Aurora: Open-Source RL Framework Enables Real-Time Adaptive Speculative Decoding for LLM Inference
Key Takeaways
- ▸Aurora uses reinforcement learning to continuously adapt speculative decoders from live inference traces, solving the stale-model problem that plagues offline-trained drafters
- ▸Achieves 1.25x additional speedup over static speculators and reduces infrastructure costs by eliminating petabyte-scale activation storage pipelines
- ▸Directly optimizes for real-world production speedup rather than lab-focused metrics, accounting for actual kernel behavior, numeric precision, batching, and hardware effects
Summary
MiniMax has released Aurora, an open-source reinforcement learning-based framework that addresses a critical production challenge in large language model inference: keeping speculative decoding systems current as models and traffic patterns evolve. Traditional speculative decoding relies on static, offline-trained draft models that gradually become stale as production verifier models are updated and user traffic patterns shift, leading to degraded performance over time. Aurora solves this by continuously learning from live inference traces and asynchronously updating the speculator without interrupting serving, eliminating the need for expensive offline retraining pipelines and petabyte-scale activation storage.
The framework demonstrates significant practical improvements in production settings, achieving an additional 1.25x speedup over well-trained static speculators on widely-used models including Qwen3 and Llama3. Aurora's design is algorithm-agnostic and compatible with future speculator designs, while directly optimizing for real-world speedup rather than proxy metrics like acceptance rate. The system reduces infrastructure costs by eliminating large-scale activation-collection pipelines and supports heterogeneous user demands through its adaptive approach. MiniMax has open-sourced the code with full reproducibility, inviting community contributions to advance the state of efficient LLM inference.

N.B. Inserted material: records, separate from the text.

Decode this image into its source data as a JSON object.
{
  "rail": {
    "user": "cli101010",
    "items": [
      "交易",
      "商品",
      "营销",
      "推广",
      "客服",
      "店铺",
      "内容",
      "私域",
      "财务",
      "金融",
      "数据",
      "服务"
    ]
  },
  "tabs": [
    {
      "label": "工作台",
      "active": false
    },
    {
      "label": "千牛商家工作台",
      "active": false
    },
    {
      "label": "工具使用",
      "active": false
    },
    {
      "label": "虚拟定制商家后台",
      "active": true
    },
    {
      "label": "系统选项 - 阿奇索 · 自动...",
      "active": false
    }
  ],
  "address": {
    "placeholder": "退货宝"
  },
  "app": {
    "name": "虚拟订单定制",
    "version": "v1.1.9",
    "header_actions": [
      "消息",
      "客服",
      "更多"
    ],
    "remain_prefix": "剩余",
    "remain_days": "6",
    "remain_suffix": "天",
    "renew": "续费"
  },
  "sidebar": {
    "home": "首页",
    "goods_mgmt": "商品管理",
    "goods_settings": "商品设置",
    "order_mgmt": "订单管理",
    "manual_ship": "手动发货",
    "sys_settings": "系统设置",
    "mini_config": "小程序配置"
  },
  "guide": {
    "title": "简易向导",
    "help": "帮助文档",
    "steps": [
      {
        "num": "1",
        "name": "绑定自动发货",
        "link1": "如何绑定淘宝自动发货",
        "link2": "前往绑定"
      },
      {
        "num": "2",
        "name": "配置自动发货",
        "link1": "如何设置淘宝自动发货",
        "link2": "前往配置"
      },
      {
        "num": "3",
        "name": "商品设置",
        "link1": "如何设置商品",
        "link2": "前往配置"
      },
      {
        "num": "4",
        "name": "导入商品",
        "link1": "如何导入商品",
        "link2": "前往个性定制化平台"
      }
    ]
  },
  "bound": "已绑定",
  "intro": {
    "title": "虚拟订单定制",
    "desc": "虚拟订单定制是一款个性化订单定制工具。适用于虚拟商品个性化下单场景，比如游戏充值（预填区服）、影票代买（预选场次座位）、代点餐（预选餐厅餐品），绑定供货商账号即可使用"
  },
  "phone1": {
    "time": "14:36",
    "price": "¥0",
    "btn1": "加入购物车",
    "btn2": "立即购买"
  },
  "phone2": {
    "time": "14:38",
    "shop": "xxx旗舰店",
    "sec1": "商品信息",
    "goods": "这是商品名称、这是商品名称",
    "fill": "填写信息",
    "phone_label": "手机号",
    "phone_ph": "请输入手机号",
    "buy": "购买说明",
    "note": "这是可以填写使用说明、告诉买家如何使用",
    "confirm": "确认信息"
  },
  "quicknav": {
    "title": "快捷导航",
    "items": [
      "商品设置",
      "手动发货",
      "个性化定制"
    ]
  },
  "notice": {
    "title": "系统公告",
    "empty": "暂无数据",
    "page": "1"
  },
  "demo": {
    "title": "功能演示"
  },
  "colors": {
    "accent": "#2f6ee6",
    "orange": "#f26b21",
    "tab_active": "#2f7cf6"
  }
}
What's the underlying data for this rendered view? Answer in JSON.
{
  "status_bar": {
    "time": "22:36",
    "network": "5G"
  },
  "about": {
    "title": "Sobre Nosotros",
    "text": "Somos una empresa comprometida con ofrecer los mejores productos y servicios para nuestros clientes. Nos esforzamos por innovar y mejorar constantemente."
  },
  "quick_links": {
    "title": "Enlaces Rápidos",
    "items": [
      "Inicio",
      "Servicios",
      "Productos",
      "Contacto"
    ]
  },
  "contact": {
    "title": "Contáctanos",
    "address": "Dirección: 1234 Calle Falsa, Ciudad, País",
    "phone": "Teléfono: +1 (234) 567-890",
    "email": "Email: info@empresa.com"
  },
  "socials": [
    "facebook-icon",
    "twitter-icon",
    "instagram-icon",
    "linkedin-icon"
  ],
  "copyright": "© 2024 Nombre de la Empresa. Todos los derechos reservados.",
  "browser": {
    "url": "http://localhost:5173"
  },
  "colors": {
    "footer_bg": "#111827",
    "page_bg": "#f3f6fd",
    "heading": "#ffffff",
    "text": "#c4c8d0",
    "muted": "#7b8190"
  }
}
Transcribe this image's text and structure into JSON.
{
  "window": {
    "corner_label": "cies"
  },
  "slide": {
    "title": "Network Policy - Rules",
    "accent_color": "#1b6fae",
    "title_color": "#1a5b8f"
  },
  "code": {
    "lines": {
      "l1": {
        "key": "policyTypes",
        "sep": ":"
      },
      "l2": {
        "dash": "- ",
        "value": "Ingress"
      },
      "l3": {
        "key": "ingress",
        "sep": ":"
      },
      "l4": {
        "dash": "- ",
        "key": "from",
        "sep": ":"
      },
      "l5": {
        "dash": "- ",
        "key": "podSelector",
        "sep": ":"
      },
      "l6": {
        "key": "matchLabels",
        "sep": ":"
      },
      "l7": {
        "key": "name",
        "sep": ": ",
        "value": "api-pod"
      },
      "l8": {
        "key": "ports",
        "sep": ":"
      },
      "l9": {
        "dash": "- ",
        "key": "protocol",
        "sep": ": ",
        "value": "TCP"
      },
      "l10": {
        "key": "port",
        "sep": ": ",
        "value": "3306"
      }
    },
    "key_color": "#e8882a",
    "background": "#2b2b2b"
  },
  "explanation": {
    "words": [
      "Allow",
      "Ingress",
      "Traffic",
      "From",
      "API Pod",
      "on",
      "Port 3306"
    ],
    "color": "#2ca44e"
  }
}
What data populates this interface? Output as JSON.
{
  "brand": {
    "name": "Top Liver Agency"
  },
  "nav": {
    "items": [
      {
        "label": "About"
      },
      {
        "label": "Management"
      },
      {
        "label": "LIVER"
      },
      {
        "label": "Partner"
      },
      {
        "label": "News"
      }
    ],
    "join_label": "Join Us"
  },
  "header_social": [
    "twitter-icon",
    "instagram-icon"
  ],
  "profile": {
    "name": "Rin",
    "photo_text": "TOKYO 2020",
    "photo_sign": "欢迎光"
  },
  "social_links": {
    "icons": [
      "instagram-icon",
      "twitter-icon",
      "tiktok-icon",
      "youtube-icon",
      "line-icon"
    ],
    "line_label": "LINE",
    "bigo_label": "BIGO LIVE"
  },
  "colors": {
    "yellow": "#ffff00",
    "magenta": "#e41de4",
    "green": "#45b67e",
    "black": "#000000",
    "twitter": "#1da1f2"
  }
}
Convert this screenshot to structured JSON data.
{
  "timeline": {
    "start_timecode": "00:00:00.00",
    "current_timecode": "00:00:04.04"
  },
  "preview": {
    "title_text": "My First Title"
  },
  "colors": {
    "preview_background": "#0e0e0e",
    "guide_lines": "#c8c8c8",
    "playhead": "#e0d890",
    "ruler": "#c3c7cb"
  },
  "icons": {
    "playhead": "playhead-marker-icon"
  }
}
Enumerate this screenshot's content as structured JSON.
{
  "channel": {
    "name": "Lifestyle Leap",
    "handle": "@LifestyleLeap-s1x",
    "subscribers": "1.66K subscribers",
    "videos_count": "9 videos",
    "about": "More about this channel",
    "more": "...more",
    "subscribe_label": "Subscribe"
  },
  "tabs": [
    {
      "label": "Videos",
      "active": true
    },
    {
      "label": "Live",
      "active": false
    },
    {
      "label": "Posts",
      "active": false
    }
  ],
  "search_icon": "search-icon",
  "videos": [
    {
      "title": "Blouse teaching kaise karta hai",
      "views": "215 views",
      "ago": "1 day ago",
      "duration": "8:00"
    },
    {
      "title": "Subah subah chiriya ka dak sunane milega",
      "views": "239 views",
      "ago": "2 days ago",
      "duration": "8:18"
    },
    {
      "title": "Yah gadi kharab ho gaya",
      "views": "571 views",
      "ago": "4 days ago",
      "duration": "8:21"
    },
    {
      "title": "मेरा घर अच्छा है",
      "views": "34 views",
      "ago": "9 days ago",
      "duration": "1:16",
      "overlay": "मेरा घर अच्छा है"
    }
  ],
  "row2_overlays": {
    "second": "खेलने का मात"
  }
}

- Algorithm-agnostic framework compatible with diverse speculator designs and heterogeneous user traffic patterns, creating a self-improving flywheel instead of static, one-time setup
Editorial Opinion
Aurora represents a meaningful advancement in making speculative decoding practical for production LLM inference at scale. By closing the loop between serving and training, the framework addresses a real pain point—the constant drift between offline-optimized models and live production conditions. The emphasis on real-world speedup metrics and infrastructure cost reduction, rather than just acceptance rates, reflects hard-won operational wisdom from running LLMs at scale. Open-sourcing this work could accelerate industry-wide adoption of adaptive inference optimization.